Manolo Cordido ha escrito una documentada biografía del futbolista de donde copiamos esos datos que sólo Antonio López Valín, el propio Cordido y los actuales sistemas informáticos son capaces de almacenar. Por ejemplo, que Motorín Berto, el nombre completo de su alias ovetense, ha disputado 328 partidos en Primera División y que es el jugador lucense con más partidos en esa categoría, de entre los 41 que jugaron alguna vez.

Ésas eran las cuentas cuando Cordido lo establece, porque hoy Diego López lo ha superado, si los sistemas informáticos no se han equivocado.

No obstante mantiene otro récord significativo, pues es quien más partidos ha jugado en la historia del Real Oviedo con un total de 510.

Volvamos al principio. Cuando Alberto tiene edad para jugar al fútbol, 10 años, se estrena en las filas del CD Figaredo y allí permanece hasta los 17. Luego, en lógico ascenso geográfico, pasa al de la capitalidad municipal, el Caudal de Mieres, donde está de 1981 a 1984; y de ahí, al Real Oviedo.

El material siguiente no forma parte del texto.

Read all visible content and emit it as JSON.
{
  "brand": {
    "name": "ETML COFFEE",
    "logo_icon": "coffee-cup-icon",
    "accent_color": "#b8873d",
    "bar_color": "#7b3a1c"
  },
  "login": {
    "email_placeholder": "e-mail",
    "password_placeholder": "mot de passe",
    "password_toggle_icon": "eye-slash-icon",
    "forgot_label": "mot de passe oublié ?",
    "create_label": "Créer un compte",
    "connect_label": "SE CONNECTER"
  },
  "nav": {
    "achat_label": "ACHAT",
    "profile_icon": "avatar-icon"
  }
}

En el equipo que hoy juega contra el CD Lugo, se mantiene como titular indiscutible nada menos que 16 temporadas, desde el año 1984 al último del siglo. Allí se gana el apodo de Motorín Berto que alude a su incansable brega que le lleva a marcar once goles en Primera sin ser delantero.

Gana la Copa de la Liga de Segunda División en 1985 y asciende a Primera en la temporada 1987-88, cuando pasa a disputar la Copa de la UEFA.

Con treinta y ocho años a cuestas, a Berto le quedan fuerzas para emprender un largo epílogo a su carrera, pues ficha una temporada por la SC Ponferradina, que está en Segunda B, como el CD Lugo, y otras dos por el Águilas de Murcia (2001-2003) en la misma categoría. Cuando en 2002 cumple los cuarenta años de edad, el club murciano aprovecha un partido contra el Mazarrón para rendirle un homenaje a su resistencia.

Aún así, en 2004 vuelve a Asturias para fichar por el Oviedo Astur, un equipo nacido a raíz de las dificultades por las que atraviesa el Real Oviedo con el fin de que no se quede sin equipo la capital del principado.

Como quiera que en Oviedo algunos interpretan al nuevo conjunto como un rival del histórico, Berto sufre las iras de unos descerebrados que nunca faltan en estos casos, y llega a recibir amenazas de muerte. Con este increíble episodio como colofón, cuelga las botas y deja atrás treinta años de competición.

Capítulo aparte es su experiencia internacional, que alcanza el 4 de septiembre de 1991 ante la selección uruguaya, a la que España gana por dos goles a uno, con participación de Berto en la segunda parte. A la roja lo lleva Vicente Miera, que lo había entrenado en su paso por el Real Oviedo. Marcan Martín Vázquez y Manolo.